In the span of the half hour drive, I told Hammed of my experience and how we somehow reunited. He patiently listened as we drove through the town of Rochester, passing a sign saying CEDARVILLE AVENUE. I asked my cousin how in the world he got this house, and apparently, his parents knew a kind man from Rochester who would soon proceed to give them a grant.

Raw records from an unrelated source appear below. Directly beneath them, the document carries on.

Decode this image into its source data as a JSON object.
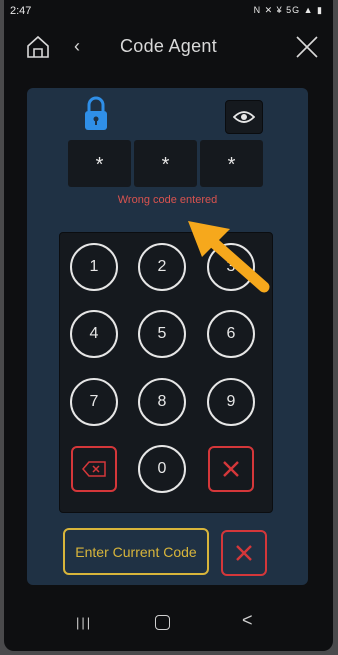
{
  "status_bar": {
    "time": "2:47",
    "icons": "N ✕ ¥ 5G ▲ ▮"
  },
  "header": {
    "back_glyph": "‹",
    "title": "Code Agent"
  },
  "code_entry": {
    "slots": [
      "*",
      "*",
      "*"
    ],
    "error_text": "Wrong code entered"
  },
  "keypad": {
    "keys": [
      "1",
      "2",
      "3",
      "4",
      "5",
      "6",
      "7",
      "8",
      "9",
      "0"
    ]
  },
  "buttons": {
    "enter_current_code": "Enter Current Code"
  },
  "colors": {
    "panel": "#1f3144",
    "error": "#d9534f",
    "accent_yellow": "#d8b53b",
    "danger_red": "#d4373a",
    "lock_blue": "#2f8fe8",
    "arrow_orange": "#f6a81c"
  },
  "nav": {
    "recent": "|||",
    "back": "<"
  }
}
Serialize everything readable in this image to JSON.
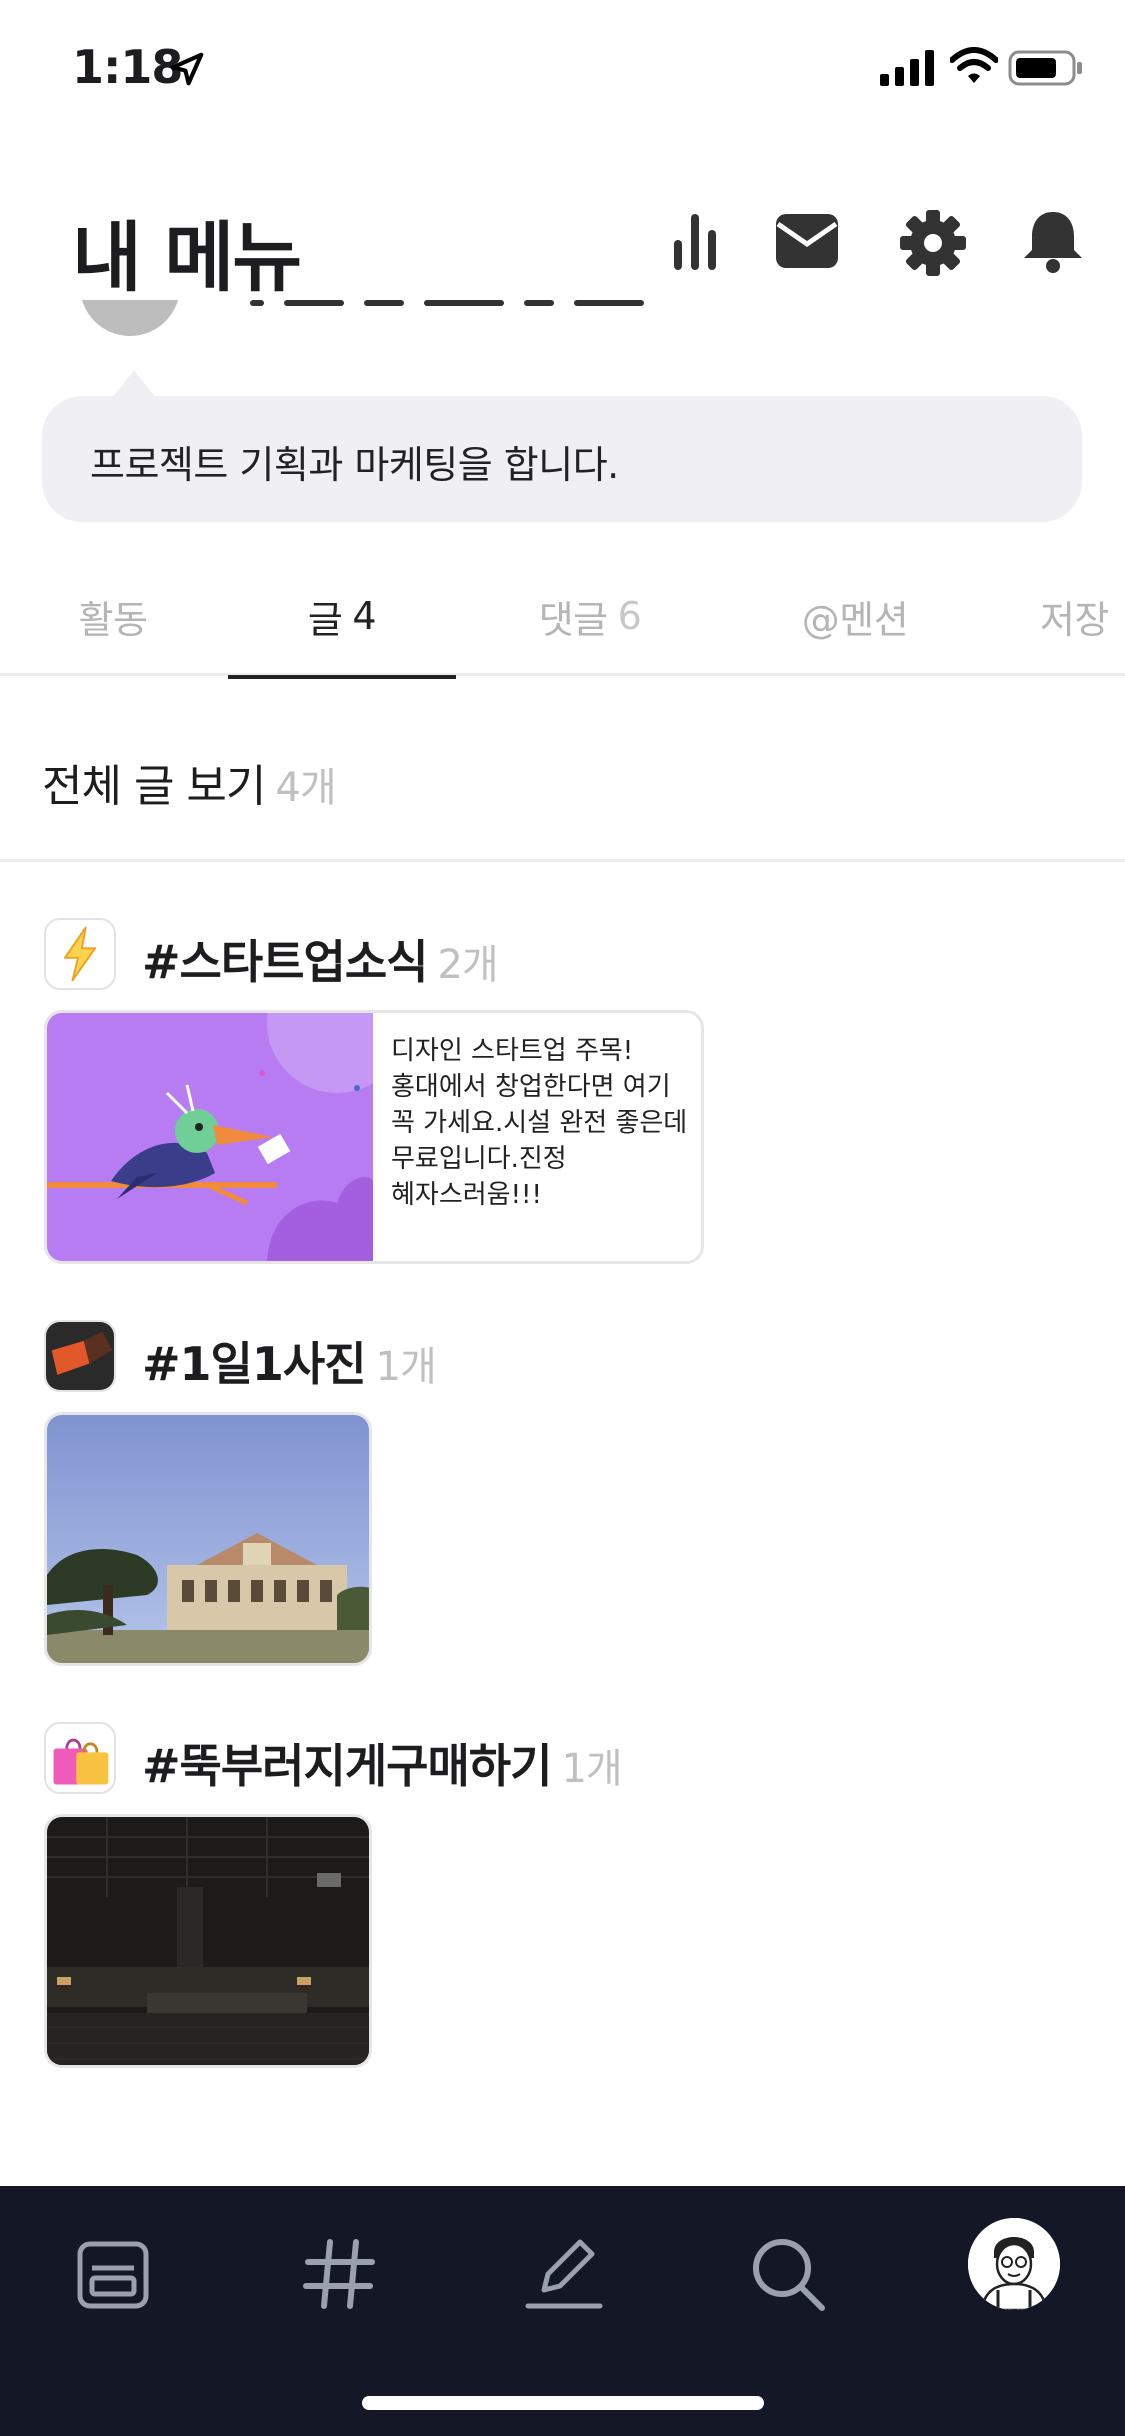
{
  "status_bar": {
    "time": "1:18"
  },
  "header": {
    "title": "내 메뉴"
  },
  "profile": {
    "bio": "프로젝트 기획과 마케팅을 합니다."
  },
  "tabs": [
    {
      "label": "활동",
      "count": ""
    },
    {
      "label": "글",
      "count": "4"
    },
    {
      "label": "댓글",
      "count": "6"
    },
    {
      "label": "@멘션",
      "count": ""
    },
    {
      "label": "저장",
      "count": ""
    }
  ],
  "section": {
    "title": "전체 글 보기",
    "count": "4개"
  },
  "groups": [
    {
      "name": "#스타트업소식",
      "count": "2개",
      "icon": "lightning-icon",
      "post_text": "디자인 스타트업 주목!홍대에서 창업한다면 여기 꼭 가세요.시설 완전 좋은데 무료입니다.진정 혜자스러움!!!"
    },
    {
      "name": "#1일1사진",
      "count": "1개",
      "icon": "photo-thumbnail"
    },
    {
      "name": "#뚝부러지게구매하기",
      "count": "1개",
      "icon": "shopping-bags-icon"
    }
  ],
  "colors": {
    "accent_dark": "#141826",
    "illustration_purple": "#b77cf2",
    "muted_text": "#c0c0c0"
  }
}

The reason he was at the train station is that he had been working for the railroad’s operation department.
“We immigrated from Iraq two years before the turn of the century in search of a new lifestyle,” he added. “So when did you decide to immigrate here?” he asked me. “Shortly after my wife and children were taken away from me, I moved away in search of refuge. Before the 9/11 attacks, I was not judged for my origin, but that soon changed thereafter,” I said. “Yeah, I had some tough moments through the process.” he elaborated. We walked into the kitchen to find the girls. However, there was a bulky, buff police officer standing by. “Is your name Kardel Mohammed by any chance? It’s okay if it is you, we just need to ask you some questions,” he told me. “Ok, I will be willing to -uh.. answer some questions,” I hastily replied. I knew things could go either way as I bit my lip, but I assured myself it would be all okay. This officer seemed quite tolerable and empathetic to me, despite his body build. Keep calm, take a deep breath, I instructed myself.